Yes. This has been going on the last 4 years with Bush's obsession with outsourcing and cheap labor. The housing bubble hid the fact that we were losing good jobs and decent pay by making people think they were rich because of paper gains. Most people never once questioned how the ridiculously high housing prices would be supported in a country that is losing its middle class.

The average American has no clue as to how bad it's going to get.

k.w. - southern ca. said...

I'll have to add to this comment because I appreciate the response from one of the many level-headed bloggers here who also sees clearly about this crisis:

It's the Average American who has made this country strong, and it's the loss of the Average American that will mean the undoing of life as we'd all like to live it in this country.

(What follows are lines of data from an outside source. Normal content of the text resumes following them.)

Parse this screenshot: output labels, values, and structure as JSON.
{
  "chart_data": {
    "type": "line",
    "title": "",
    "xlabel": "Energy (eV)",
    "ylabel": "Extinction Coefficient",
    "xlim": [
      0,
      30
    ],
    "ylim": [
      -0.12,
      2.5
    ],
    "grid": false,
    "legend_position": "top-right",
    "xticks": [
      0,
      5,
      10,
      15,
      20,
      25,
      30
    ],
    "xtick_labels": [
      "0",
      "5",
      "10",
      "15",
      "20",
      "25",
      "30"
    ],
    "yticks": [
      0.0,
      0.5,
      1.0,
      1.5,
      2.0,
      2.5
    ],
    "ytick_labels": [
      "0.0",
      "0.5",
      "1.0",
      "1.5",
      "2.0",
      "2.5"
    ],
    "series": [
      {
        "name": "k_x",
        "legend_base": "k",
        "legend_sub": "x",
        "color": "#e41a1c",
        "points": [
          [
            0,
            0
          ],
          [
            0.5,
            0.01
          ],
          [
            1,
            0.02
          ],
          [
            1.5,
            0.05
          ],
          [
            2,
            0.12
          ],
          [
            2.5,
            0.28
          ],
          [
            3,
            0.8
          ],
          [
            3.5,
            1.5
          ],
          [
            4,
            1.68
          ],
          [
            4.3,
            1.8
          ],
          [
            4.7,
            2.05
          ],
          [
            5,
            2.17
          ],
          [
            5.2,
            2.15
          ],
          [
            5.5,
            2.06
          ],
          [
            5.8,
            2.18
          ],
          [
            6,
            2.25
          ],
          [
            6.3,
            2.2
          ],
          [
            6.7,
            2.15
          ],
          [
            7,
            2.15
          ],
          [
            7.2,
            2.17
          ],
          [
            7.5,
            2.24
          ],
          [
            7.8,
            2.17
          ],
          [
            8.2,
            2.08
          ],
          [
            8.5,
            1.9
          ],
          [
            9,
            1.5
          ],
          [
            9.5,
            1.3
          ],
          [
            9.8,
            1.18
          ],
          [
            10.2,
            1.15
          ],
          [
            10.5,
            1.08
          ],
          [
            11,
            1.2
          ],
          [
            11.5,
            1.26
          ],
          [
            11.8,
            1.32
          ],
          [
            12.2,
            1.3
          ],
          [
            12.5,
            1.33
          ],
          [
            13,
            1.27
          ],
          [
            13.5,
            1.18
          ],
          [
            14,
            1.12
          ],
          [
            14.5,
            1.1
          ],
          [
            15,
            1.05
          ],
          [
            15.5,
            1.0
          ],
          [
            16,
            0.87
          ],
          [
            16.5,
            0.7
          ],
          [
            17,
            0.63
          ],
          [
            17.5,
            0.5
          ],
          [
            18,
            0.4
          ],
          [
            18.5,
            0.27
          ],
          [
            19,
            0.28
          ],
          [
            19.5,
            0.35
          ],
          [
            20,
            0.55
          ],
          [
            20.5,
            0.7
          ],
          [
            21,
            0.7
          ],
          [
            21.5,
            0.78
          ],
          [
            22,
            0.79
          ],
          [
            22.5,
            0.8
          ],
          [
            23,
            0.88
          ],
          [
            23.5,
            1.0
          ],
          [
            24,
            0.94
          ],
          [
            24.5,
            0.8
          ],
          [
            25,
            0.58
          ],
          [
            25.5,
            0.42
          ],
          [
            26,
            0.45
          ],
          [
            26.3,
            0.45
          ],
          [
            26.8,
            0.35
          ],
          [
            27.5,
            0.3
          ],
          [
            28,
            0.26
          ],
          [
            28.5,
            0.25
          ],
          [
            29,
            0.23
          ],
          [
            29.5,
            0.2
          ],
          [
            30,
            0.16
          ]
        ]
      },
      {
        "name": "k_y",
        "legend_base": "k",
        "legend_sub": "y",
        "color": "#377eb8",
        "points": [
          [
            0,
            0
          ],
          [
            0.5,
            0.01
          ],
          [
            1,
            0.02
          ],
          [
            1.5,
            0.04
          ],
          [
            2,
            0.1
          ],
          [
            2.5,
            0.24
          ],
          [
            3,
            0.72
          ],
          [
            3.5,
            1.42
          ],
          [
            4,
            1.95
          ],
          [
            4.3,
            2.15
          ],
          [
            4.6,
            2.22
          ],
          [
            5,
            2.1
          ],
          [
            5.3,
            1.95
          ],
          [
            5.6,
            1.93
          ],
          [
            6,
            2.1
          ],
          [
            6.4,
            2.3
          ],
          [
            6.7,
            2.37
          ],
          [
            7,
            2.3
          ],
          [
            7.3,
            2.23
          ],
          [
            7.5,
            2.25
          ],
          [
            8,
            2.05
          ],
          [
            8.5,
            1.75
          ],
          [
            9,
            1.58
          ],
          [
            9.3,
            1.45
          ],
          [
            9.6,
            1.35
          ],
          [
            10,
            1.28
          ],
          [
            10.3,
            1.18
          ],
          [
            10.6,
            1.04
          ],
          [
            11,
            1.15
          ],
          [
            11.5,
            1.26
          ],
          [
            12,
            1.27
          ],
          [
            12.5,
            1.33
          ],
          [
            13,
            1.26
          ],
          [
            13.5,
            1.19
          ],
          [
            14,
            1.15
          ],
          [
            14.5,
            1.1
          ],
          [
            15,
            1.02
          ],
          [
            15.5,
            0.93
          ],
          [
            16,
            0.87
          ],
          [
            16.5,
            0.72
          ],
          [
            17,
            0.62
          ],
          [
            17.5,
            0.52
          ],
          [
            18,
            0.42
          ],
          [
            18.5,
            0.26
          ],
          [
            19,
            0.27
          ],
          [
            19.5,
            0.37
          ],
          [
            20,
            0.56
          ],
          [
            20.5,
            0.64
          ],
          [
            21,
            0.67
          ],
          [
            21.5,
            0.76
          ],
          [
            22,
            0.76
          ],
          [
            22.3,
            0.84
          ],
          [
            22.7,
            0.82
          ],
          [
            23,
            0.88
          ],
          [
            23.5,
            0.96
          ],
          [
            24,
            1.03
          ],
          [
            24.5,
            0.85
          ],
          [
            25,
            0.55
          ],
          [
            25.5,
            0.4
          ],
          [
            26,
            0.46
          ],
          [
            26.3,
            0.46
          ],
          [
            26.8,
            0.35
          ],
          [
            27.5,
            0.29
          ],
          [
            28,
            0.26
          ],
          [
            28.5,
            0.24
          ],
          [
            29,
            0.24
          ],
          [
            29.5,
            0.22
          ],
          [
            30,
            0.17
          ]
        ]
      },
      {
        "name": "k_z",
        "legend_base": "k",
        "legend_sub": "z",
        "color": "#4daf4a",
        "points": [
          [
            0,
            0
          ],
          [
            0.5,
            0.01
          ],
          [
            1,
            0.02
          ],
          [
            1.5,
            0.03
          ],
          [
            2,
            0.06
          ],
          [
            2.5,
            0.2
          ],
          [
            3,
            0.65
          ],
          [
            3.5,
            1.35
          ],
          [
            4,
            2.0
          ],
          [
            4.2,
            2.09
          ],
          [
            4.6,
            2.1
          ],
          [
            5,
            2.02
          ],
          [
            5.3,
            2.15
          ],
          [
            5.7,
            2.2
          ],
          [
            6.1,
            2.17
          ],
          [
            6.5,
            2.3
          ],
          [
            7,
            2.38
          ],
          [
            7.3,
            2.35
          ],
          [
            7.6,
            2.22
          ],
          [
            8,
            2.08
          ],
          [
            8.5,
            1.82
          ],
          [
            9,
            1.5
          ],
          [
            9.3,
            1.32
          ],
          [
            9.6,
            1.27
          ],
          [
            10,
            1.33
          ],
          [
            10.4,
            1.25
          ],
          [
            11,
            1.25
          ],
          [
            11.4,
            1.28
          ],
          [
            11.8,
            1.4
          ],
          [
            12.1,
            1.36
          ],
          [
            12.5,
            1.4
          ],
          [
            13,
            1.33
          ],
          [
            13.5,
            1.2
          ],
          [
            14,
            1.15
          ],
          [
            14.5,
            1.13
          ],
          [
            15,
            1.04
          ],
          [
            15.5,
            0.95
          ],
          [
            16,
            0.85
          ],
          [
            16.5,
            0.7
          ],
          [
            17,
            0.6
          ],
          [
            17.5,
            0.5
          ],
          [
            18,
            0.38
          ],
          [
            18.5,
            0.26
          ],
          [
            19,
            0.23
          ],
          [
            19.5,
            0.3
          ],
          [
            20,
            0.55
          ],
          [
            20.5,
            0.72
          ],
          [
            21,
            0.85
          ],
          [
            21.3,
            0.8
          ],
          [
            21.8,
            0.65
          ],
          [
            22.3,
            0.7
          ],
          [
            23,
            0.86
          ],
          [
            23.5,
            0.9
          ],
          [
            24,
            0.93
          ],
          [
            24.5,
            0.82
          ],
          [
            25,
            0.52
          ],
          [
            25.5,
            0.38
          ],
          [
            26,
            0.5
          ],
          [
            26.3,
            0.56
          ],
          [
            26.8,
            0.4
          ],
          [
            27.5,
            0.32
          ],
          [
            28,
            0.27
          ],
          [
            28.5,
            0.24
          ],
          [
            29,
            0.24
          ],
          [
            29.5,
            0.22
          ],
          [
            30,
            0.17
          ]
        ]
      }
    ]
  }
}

I hear so much about people shuttling their money from here to there - there is no safety net that will insulate us when more and more US citizens can no longer afford basic necessities in this country.

I just hope our wonderful FED catches on to the magnitude of this problem before it's too late.

Anonymous said...


The brother of a friend of mine started working for CountryWide after having his IT/marketing job outsourced to India - like so many others.

Now, this man with 6-children, will loose his job at CountryWide.
This man is fortunate in that his
own mother has allowed him and his 6 children to live with her until he can get back on his feet.

Living expenses continue to rise, as wages remain stagnant for the majority of US citizens.

Our private sector is pretty much finished, and people even with 4 or more year college degrees can no longer find good paying careers.

These are the stories that we will start to hear about more frequently as the hosuing crisis takes it's toll on the broader economy.

Yes. This has been going on the last 4 years with Bush's obsession with outsourcing and cheap labor. The housing bubble hid the fact that we were losing good jobs and decent pay by making people think they were rich because of paper gains. Most people never once questioned how the ridiculously high housing prices would be supported in a country that is losing its middle class.

The average American has no clue as to how bad it's going to get.

Anonymous said...

Mozilo needs to stop spending money on his tanning sessions and start using his $$$ to protect his company. Its too bad for the non-prime division because there are a lot of good people working hard for their families-- but now it looks they will be all out on the streets looking for a job while Mozilo relaxes in his mansion(s). We can only hope perhaps some changes may occur in legislation which can bring them back later.